Problem/Motivation
I can't use pantheon_secrets module to work with encryption keys, because when attempting to create a key of type encryption using a Pantheon secret, the form fails validation on the key size, unless you set zero as the size value. That zero value is not even a valid workaround, because the key doesn't work for encryption, an EncryptException is thrown.
Steps to reproduce
Install Encrypt, which requires Key module.

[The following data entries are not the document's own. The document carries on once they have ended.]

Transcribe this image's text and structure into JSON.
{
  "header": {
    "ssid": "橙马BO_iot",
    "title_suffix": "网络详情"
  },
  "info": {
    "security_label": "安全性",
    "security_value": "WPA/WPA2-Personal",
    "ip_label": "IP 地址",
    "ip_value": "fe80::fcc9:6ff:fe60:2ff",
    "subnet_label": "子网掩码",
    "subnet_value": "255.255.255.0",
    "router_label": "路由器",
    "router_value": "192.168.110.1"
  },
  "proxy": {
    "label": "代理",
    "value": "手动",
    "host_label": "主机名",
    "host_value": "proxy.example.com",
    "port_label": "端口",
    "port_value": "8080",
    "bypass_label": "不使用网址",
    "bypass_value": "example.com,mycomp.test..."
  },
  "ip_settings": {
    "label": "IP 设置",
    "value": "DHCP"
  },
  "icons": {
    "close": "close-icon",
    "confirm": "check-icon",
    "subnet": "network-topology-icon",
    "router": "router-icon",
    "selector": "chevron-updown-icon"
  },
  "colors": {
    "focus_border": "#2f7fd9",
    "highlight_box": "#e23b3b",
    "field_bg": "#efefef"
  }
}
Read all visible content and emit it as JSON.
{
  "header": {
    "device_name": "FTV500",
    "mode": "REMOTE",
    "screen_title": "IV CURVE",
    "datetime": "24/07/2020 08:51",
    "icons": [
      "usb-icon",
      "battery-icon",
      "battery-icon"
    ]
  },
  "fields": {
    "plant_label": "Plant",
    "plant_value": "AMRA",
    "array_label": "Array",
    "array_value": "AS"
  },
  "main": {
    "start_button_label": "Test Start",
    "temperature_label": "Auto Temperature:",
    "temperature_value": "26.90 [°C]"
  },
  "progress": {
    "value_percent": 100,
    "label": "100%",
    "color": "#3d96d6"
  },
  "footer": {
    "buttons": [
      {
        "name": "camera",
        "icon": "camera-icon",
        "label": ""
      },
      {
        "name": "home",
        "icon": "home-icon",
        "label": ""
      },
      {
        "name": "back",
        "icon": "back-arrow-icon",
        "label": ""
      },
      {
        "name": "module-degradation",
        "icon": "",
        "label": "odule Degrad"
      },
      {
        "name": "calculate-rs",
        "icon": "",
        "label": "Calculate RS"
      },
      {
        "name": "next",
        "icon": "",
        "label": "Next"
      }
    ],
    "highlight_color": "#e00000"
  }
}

Create a key with this command: dd if=/dev/urandom bs=32 count=1 | base64 -i
Use the generated value to create a secret: terminus secret:site:set mtc2 <name> <value> --scope=web --type=runtime
Go to /admin/config/system/keys and there click "+ Add Key"
Try to add a key of type "Encryption", size=256, provider "Pantheon", and select the Secret name of the secret created above
The validation fails on key size, and it would only let you create the key selecting the size "Other" and "0".
Optionally
Install Real AES module, create a profile using that key (with declared 0 size to pass validation), and test the profile encryption. It will throw an error.
Go again to /admin/config/system/keys and there click "+ Add Key"
Try to add a new key of type "Encryption", size=256, provider "Configuration", and set the same value we generated with the dd command.
The key will be created successfully, no validation error.
Create an encryption profile with this key and see that encryption works now.